For years, Peter had commuted to work by train, traveling several hours a day back and forth. He was up at the crack of dawn and home after dark. Except for vacations and weekends, his time at home was limited. He was looking forward to retiring and being able to putter around the house, snowshoe in the woods and be out in nature.

Peter’s wife, Sandy, an artist, worked at home and volunteered in the community. Peter and Sandy had talked about his retirement transition and how it would affect their day-to-day lives. When Sandy’s friend Joan asked her how she felt about Peter being home all the time, she responded: “Twice the husband, half the income!”

The timing of retirement is usually based on financial considerations, such as savings, assets, Social Security, health insurance, retirement packages, and pensions. But for some couples, like Peter and Sandy, money is not the only factor. As roles and responsibilities change, other issues may become equally or more important in mid- to later life.

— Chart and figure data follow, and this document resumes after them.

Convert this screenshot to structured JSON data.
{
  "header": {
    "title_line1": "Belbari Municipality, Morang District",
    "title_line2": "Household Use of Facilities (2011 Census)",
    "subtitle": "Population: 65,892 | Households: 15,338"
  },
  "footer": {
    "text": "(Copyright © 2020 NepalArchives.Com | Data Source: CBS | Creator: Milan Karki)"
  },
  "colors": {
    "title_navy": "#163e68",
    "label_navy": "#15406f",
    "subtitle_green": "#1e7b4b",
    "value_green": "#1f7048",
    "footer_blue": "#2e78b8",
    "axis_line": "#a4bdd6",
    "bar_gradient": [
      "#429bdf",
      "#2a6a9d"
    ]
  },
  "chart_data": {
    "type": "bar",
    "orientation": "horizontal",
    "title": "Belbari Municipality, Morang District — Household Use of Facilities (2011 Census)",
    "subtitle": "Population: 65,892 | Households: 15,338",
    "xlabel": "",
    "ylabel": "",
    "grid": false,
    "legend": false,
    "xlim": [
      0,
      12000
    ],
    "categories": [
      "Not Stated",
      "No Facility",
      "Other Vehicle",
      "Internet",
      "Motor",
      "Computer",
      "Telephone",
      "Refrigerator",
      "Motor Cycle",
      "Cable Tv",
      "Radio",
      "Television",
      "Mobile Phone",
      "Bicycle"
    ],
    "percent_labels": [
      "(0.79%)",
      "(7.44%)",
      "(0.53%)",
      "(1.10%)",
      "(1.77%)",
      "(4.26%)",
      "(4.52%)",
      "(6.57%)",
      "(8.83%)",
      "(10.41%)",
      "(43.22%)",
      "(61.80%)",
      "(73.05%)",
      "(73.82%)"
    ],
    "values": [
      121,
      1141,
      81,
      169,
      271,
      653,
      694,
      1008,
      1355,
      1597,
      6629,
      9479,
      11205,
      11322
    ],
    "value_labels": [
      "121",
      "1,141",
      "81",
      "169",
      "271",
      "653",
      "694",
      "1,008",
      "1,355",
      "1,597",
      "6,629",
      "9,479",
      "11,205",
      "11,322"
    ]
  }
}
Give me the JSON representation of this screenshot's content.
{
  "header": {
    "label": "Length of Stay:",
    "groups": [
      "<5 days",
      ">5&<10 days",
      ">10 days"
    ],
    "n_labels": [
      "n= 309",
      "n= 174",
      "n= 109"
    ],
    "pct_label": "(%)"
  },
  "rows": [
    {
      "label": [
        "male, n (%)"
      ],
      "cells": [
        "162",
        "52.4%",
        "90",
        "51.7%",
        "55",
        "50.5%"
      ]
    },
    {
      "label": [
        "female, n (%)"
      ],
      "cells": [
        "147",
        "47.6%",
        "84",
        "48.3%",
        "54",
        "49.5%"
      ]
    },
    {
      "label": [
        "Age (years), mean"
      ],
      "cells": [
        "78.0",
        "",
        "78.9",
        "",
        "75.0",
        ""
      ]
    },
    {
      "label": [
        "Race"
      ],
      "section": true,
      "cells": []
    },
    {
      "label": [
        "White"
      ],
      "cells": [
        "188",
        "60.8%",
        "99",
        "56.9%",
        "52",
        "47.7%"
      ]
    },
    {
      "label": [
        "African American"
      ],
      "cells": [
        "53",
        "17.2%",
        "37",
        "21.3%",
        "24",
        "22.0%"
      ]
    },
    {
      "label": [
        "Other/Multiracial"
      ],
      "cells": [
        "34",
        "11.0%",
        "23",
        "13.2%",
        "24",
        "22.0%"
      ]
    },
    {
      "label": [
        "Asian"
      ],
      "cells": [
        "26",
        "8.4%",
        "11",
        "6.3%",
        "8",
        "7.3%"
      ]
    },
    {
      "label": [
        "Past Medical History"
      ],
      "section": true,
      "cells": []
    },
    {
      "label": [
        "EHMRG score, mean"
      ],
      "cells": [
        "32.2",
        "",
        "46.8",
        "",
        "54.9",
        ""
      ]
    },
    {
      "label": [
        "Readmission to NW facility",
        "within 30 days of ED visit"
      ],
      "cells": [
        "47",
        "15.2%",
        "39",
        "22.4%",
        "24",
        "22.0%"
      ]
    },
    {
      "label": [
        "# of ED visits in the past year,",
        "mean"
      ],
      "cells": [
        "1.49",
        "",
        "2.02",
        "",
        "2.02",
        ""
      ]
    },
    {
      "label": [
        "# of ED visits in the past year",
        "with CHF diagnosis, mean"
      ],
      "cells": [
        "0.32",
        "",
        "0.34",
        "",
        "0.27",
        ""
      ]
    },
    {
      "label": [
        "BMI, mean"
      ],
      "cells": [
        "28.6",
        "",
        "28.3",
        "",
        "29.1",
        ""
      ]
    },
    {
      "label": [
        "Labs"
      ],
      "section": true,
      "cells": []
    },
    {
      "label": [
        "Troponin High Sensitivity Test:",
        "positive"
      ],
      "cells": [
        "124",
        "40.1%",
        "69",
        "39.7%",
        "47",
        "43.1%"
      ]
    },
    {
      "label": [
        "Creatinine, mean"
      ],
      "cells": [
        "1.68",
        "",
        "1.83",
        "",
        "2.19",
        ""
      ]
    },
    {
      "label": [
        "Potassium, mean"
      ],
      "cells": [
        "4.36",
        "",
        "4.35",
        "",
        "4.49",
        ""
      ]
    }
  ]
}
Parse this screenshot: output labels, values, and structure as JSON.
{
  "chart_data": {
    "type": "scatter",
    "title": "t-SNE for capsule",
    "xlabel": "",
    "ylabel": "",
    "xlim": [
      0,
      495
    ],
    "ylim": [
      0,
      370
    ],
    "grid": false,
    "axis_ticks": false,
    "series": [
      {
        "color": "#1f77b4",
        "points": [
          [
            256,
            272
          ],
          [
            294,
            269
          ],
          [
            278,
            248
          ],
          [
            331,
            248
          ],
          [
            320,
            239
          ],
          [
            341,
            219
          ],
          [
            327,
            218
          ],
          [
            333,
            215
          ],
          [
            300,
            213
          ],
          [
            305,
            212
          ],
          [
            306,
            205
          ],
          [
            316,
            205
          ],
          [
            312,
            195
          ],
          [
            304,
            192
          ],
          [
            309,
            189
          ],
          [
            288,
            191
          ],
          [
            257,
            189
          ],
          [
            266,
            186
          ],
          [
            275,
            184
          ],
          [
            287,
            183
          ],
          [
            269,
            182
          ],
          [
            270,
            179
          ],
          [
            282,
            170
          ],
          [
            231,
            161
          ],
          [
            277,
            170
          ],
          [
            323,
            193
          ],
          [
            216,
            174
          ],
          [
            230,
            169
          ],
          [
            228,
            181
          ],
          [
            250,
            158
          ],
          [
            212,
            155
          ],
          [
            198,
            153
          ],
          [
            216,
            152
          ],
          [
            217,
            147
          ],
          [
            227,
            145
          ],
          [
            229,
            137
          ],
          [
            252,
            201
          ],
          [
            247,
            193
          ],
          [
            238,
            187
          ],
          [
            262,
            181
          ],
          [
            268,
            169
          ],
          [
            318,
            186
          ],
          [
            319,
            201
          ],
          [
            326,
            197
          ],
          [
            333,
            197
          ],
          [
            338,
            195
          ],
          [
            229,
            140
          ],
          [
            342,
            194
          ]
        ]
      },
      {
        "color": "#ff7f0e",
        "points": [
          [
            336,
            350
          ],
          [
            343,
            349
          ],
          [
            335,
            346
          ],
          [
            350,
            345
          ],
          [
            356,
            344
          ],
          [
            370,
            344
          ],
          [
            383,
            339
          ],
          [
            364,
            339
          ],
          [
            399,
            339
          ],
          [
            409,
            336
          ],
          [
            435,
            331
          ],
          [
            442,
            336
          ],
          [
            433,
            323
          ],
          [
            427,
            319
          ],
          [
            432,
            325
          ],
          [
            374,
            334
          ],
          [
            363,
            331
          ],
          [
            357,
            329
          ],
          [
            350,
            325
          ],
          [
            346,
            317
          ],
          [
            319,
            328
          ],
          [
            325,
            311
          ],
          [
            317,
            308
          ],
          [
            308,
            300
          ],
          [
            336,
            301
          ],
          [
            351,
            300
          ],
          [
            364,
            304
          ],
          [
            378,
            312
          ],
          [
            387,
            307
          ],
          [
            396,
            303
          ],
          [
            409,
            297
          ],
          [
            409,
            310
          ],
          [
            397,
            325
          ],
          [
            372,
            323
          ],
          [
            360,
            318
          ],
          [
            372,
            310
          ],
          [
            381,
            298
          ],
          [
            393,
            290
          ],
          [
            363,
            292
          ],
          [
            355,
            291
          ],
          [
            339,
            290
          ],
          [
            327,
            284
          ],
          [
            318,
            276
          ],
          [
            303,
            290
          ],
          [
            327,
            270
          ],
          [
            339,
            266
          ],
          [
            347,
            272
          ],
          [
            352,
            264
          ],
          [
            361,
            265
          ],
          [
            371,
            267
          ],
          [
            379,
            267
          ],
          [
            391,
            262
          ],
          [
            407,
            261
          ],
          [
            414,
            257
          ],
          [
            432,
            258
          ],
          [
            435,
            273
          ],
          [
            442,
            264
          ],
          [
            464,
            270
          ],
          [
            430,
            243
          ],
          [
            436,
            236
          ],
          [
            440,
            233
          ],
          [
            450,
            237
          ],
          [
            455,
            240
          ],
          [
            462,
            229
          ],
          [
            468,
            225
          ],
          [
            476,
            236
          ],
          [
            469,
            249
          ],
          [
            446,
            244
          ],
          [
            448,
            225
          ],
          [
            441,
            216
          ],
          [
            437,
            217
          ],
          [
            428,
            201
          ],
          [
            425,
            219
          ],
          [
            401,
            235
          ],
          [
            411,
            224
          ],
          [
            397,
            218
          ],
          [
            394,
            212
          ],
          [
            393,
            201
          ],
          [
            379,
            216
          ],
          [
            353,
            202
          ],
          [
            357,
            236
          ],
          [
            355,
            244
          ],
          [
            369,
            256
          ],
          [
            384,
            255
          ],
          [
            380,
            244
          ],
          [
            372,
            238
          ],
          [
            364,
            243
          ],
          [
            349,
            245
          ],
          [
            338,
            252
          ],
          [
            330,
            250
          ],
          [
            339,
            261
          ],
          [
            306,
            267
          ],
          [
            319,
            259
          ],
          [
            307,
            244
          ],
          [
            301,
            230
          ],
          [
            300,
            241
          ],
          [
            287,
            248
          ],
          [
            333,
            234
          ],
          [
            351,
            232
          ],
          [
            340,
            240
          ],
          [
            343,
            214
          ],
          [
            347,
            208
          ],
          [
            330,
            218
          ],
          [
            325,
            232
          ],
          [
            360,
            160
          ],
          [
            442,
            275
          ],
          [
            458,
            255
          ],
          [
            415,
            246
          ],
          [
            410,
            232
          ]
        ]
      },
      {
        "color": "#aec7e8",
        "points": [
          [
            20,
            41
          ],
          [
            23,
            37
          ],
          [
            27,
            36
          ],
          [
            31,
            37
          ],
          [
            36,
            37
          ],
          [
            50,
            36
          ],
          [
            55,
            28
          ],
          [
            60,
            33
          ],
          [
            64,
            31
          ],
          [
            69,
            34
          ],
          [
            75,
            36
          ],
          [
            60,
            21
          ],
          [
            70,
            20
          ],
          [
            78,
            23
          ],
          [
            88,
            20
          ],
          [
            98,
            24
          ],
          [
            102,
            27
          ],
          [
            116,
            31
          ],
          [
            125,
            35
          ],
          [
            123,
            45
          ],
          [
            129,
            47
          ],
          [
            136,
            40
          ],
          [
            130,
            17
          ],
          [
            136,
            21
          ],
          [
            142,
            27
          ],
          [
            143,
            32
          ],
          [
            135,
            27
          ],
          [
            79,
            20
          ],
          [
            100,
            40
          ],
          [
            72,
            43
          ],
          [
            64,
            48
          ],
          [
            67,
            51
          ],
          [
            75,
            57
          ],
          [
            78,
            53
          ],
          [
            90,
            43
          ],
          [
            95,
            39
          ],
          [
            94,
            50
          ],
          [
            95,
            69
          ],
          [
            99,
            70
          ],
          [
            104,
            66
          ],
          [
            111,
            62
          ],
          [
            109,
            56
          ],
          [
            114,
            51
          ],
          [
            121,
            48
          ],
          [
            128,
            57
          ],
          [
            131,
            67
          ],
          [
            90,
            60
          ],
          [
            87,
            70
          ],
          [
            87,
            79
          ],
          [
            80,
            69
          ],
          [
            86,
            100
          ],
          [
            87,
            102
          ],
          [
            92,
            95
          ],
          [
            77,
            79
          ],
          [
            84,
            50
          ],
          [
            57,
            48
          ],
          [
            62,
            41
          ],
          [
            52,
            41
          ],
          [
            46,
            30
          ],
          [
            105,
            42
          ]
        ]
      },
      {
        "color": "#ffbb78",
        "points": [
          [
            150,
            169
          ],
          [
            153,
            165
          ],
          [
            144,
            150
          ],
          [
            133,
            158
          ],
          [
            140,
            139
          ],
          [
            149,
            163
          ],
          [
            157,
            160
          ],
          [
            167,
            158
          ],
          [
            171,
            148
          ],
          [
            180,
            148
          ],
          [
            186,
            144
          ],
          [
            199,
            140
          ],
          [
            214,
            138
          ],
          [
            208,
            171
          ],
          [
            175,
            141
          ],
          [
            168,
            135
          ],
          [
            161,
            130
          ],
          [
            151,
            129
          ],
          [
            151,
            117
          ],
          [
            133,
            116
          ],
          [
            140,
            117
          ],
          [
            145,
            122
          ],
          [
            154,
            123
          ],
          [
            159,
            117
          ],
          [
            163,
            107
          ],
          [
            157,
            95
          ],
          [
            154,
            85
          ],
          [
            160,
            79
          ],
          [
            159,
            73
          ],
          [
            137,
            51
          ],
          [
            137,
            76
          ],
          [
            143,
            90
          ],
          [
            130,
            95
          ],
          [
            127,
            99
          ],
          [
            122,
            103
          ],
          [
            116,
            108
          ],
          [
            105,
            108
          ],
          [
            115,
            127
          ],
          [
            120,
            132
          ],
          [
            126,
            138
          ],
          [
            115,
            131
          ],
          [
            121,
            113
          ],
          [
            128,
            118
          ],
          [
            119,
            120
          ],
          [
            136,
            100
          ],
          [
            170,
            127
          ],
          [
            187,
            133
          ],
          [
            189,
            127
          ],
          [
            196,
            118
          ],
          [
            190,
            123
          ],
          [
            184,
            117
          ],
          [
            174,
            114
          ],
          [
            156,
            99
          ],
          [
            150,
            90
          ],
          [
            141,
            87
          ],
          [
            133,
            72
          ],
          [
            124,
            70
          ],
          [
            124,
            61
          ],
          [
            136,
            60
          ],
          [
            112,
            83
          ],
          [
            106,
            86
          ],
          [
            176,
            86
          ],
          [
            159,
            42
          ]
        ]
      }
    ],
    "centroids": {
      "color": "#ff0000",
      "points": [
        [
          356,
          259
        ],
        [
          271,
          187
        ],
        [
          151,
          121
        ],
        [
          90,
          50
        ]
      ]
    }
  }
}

What you need and want in your fifties, sixties or seventies may be different from what was true earlier in your life. For instance, you may have less tolerance for a work situation that is no longer fulfilling your needs or one that is inconsistent with your values. And priorities may need to shift if your health and well-being are undermined.

How do couples begin to prioritize and make decisions about whether to retire, when to retire and how to retire? Is it better to retire separately or together? What if one of you does not want to continue working full time? What if you both want to retire, but you can’t afford to? Many couples who planned to retire early are finding that they need to work well into their seventies. You may not have a choice about whether to work, but there may be creative options for how to work and what you can do given your interests, experience and skills.

Having accurate information and facts and talking about how you feel will help you make decisions you’re able to live with. Whether you are in your fifties, sixties, or seventies, you need to think carefully about how you want to use your assets and resources. Hopefully you can still have fun and do the things that are important in your life, but be sure to consider the pros and cons so that you can make informed choices.

Set aside some time to discuss the questions above with your partner. You may be surprised at what your partner has to say.  Then, begin to brainstorm some creative solutions that will create a happy and satisfactory retirement for you both.